El reloj de arena
Deporte al amanecer.
Mientras algunos aún no se acostaron en Punta del Este otros ya comenzaron su jornada y de un modo más que saludable: realizando deportes en la playa. Quienes fueron en la mañana del sábado pudieron además disfrutar de un día espectacular y ver a uno de los tantos cruceros que llegan al balneario.
Pesca y mucha tranquilidad en vacaciones.
Muchos llegan a veranear por unos días en Punta del Este en busca de ruido, fiestas, salidas nocturnas, noches multitudinarias y playas atestadas de gente.
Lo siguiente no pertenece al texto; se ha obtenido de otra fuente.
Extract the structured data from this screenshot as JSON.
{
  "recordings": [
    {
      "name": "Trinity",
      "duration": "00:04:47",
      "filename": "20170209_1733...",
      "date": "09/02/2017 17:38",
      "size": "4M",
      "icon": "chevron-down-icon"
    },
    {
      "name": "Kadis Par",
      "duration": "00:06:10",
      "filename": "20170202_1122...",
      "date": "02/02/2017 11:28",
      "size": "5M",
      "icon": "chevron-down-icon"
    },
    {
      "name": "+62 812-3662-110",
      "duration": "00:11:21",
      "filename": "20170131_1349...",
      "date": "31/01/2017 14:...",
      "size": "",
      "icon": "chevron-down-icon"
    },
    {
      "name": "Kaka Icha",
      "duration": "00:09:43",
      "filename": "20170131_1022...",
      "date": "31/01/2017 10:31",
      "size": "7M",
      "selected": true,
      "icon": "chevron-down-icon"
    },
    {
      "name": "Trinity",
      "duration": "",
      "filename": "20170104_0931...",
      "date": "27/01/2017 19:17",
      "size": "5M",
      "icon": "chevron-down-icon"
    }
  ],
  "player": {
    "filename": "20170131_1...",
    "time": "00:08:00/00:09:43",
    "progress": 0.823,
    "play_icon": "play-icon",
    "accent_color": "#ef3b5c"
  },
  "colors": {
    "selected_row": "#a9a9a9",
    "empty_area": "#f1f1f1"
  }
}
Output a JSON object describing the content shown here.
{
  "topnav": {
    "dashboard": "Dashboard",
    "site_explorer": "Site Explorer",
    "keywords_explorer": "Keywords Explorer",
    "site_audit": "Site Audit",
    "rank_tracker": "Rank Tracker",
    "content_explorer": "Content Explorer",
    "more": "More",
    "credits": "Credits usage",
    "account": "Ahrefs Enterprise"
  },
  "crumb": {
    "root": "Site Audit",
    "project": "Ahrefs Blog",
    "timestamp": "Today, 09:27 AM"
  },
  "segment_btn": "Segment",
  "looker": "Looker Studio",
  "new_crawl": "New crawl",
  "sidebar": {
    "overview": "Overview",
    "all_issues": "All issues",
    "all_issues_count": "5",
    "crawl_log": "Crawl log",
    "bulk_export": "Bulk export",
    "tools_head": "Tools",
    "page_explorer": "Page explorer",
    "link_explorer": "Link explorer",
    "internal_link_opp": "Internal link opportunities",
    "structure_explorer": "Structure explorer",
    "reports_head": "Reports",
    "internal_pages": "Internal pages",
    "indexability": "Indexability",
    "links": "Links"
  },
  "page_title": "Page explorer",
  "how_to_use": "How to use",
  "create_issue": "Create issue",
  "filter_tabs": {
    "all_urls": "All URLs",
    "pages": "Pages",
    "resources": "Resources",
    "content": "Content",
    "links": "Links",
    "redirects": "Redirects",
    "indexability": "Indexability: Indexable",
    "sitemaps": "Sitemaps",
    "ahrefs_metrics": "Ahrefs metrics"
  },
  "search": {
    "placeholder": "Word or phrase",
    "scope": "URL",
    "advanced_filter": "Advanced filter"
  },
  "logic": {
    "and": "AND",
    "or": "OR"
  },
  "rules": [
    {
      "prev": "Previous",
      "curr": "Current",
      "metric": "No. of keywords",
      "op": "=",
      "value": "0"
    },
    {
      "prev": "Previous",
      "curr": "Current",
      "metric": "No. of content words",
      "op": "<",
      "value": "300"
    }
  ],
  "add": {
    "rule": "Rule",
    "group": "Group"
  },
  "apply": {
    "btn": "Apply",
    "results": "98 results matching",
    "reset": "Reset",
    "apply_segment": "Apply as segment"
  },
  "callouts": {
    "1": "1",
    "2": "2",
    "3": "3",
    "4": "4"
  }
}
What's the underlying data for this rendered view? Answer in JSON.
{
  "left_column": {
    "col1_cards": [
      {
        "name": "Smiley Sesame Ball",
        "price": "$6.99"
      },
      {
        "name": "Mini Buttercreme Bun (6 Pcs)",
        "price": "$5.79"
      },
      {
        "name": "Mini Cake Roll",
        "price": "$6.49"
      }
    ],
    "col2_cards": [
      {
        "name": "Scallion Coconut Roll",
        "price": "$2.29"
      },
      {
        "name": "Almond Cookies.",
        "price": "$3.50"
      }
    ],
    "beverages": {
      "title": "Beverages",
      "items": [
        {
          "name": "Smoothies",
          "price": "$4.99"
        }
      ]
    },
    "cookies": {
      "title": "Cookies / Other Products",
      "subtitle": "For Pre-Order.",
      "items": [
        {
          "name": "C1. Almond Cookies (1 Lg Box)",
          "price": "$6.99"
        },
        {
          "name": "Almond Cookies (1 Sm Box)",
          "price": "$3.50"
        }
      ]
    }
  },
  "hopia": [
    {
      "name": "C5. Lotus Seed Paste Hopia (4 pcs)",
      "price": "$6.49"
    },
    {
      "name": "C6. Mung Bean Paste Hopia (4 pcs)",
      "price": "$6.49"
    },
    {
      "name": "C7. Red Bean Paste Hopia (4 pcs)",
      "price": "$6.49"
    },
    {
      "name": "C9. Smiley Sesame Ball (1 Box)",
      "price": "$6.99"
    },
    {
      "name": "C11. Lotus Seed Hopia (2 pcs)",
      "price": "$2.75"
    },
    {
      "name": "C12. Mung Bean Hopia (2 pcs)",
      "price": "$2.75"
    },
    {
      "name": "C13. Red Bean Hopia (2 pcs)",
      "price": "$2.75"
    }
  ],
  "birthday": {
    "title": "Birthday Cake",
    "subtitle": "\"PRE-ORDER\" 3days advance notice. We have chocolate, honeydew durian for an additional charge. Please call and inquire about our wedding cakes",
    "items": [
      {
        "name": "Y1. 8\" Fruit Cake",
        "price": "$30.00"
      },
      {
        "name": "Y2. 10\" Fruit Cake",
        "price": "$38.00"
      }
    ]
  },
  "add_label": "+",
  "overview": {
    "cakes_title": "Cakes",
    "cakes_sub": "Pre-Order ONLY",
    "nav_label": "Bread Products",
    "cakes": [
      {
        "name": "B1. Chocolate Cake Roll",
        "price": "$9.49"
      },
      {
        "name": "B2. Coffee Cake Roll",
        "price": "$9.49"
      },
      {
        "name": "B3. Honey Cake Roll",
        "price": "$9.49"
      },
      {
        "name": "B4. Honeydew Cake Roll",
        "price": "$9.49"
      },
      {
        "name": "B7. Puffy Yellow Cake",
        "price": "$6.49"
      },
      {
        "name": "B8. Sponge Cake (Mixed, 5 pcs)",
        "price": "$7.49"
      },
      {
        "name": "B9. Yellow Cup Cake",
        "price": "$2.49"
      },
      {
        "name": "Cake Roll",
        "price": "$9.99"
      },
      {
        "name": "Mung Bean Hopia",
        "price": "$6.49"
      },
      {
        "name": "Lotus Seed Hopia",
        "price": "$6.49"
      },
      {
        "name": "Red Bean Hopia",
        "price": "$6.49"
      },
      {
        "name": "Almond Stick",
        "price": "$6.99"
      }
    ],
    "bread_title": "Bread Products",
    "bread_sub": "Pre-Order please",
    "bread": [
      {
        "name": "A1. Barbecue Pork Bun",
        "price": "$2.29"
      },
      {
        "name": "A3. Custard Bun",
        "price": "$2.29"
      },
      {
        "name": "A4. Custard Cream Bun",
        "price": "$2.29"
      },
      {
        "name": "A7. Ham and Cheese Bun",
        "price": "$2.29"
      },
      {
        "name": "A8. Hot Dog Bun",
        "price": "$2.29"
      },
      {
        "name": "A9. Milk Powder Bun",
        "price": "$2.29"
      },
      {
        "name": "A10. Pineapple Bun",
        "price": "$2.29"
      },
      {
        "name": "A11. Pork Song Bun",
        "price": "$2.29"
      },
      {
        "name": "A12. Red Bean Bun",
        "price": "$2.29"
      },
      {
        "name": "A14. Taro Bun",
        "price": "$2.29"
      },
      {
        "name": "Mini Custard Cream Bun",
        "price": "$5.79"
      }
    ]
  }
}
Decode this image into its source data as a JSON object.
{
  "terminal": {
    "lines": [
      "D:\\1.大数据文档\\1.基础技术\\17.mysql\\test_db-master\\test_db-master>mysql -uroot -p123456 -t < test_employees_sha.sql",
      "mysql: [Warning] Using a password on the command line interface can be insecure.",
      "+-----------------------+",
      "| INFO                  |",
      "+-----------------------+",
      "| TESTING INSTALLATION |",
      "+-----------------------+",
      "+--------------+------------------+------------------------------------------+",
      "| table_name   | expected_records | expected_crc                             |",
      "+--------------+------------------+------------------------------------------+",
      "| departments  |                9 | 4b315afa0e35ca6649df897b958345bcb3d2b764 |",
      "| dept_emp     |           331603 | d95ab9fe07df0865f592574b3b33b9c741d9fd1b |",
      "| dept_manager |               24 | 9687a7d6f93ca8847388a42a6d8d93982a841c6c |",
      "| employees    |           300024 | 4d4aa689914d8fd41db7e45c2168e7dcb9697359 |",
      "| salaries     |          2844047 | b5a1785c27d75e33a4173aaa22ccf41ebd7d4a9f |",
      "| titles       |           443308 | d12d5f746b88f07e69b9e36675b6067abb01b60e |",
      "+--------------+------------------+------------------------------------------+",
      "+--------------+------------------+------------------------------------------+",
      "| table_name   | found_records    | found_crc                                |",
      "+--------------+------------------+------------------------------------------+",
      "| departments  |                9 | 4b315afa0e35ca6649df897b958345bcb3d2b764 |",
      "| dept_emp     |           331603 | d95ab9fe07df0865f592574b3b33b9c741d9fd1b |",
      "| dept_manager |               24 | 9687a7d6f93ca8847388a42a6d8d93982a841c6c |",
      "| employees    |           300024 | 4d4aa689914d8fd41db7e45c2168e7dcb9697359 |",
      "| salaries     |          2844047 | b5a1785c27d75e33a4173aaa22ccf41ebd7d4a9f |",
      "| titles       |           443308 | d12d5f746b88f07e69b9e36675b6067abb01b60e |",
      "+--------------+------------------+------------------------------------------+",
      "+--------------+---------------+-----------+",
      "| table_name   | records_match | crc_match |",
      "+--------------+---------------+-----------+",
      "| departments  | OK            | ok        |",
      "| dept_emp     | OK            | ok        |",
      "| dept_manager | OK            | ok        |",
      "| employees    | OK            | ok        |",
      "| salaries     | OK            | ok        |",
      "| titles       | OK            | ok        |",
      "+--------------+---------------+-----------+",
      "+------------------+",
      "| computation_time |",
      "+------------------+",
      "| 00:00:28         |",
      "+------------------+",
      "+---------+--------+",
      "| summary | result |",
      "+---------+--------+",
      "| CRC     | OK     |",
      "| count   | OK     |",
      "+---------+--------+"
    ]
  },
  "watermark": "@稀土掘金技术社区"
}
Otros, en cambio optan por caminatas, vida en familia, asados entre amigos y playas lo más desiertas posible. En este grupo suelen estar quienes se los puede ver pescando por estas horas en el balneario. Tranquilos, en solitarias rocas o en el Puerto, pasan horas mirando el mar. Si pueden irse con algo de pesca, mejor, pero si no igual disfrutan de ese rato en paz.
La mejor siesta.
Quienes estaban el jueves de tarde en Cabo Polonio vieron a este grupo de chicos que comían tranquilamente en el piso, resguardándose en la sombra del boliche. Seguramente la comida les dio sueño, porque menos de una hora más tarde, todos dormían plácidamente la siesta en el mismo lugar.
¡Llegó el gas!.
En Cabo Polonio la llegada de algunos insumos es un acontecimiento. Al menos lo fue para algunos hospedajes que estaban esperando las garrafas a fines de la semana pasada. Algunos dueños de boliches dicen que cada vez les llegan más productos, aunque todavía tienen que ir a buscar personalmente a Castillos el resto.